John: And what it’s like to be in a relationship with a disabled person. Sometimes the person I was dating didn’t like that I couldn’t see them and compliment them on how they look. Not to mention, I’m a blind guy, I break stuff, I spill stuff.

Anni: You definitely have to have a little more patience both as a blind person and as a spouse of a blind person.

That’s such an important thing to talk about and normalize.

John: Yeah, that’s one reason I like to talk about my suicide attempt. There’s a stigma where it’s shameful and it shouldn’t be treated as a shameful thing.

Anni: A lot of people struggle with mental health and it’s hard to talk about, especially when you’re inside of it.

Anything else you want to add?
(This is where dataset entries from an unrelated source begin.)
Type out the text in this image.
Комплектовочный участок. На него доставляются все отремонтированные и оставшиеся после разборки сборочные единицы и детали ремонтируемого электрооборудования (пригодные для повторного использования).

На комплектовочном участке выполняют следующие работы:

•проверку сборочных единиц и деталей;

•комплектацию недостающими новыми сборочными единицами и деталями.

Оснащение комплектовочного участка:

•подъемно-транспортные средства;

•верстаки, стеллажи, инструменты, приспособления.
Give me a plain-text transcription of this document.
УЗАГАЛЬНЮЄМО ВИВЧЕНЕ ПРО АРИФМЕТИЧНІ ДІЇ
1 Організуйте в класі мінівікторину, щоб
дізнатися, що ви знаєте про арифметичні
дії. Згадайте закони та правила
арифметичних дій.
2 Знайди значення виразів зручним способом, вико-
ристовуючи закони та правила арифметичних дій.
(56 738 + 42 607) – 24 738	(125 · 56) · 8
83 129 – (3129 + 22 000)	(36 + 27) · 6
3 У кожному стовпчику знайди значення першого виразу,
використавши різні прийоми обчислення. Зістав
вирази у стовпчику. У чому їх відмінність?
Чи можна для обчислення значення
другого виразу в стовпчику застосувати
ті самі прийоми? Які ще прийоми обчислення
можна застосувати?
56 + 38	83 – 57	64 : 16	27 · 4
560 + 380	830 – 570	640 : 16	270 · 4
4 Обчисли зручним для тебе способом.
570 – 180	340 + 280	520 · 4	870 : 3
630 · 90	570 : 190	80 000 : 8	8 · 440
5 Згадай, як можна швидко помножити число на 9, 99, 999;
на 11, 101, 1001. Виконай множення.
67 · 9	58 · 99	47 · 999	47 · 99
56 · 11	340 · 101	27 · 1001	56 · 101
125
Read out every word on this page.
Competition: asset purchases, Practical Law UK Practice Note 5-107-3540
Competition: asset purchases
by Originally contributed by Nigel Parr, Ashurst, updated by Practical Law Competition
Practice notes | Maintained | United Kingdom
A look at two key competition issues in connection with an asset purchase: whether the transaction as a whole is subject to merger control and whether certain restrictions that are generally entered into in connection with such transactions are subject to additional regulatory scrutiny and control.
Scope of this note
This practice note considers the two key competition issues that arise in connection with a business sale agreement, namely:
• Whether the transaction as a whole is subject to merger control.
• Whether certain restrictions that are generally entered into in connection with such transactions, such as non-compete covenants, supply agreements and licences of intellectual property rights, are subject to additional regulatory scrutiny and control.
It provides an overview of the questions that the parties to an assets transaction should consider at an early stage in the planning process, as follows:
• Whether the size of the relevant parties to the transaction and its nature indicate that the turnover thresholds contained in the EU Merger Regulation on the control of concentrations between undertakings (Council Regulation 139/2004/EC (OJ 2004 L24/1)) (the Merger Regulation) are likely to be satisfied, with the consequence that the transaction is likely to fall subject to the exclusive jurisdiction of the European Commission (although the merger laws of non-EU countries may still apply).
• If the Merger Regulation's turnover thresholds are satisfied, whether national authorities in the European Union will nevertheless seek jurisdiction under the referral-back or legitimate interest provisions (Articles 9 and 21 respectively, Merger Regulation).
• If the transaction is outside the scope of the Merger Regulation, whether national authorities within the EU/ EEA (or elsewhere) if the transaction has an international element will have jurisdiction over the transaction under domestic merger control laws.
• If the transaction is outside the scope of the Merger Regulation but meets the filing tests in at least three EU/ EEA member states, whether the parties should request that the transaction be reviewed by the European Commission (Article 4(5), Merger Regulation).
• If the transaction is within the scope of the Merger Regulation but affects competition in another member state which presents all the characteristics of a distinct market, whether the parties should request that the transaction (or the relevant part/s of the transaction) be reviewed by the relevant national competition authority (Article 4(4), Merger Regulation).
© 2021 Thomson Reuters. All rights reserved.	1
Literally anything. You could tell a joke.

John: I’ll tell you my absolute favorite blind joke.

“There’s a plane full of people, they’re waiting for the pilots to get on. The pilots get on and they’re in their uniforms and everything. They’ve both got sunglasses on, one has a white cane and the other has a guide dog, and everyone is kind of laughing like oh these blind guys are teasing us. But, they go up into the cockpit and close the door and the engine starts and the plane starts going down the runway faster and faster and the passengers see they’re about to go off the end and into the water and they all start screaming. Right at that time, the plane lifts up into the air and there’s no problem. Meanwhile, up in the cockpit, one of the pilots says to the other, ‘You know Bob, one of these days they’re gonna scream too late and we’re all gonna die.’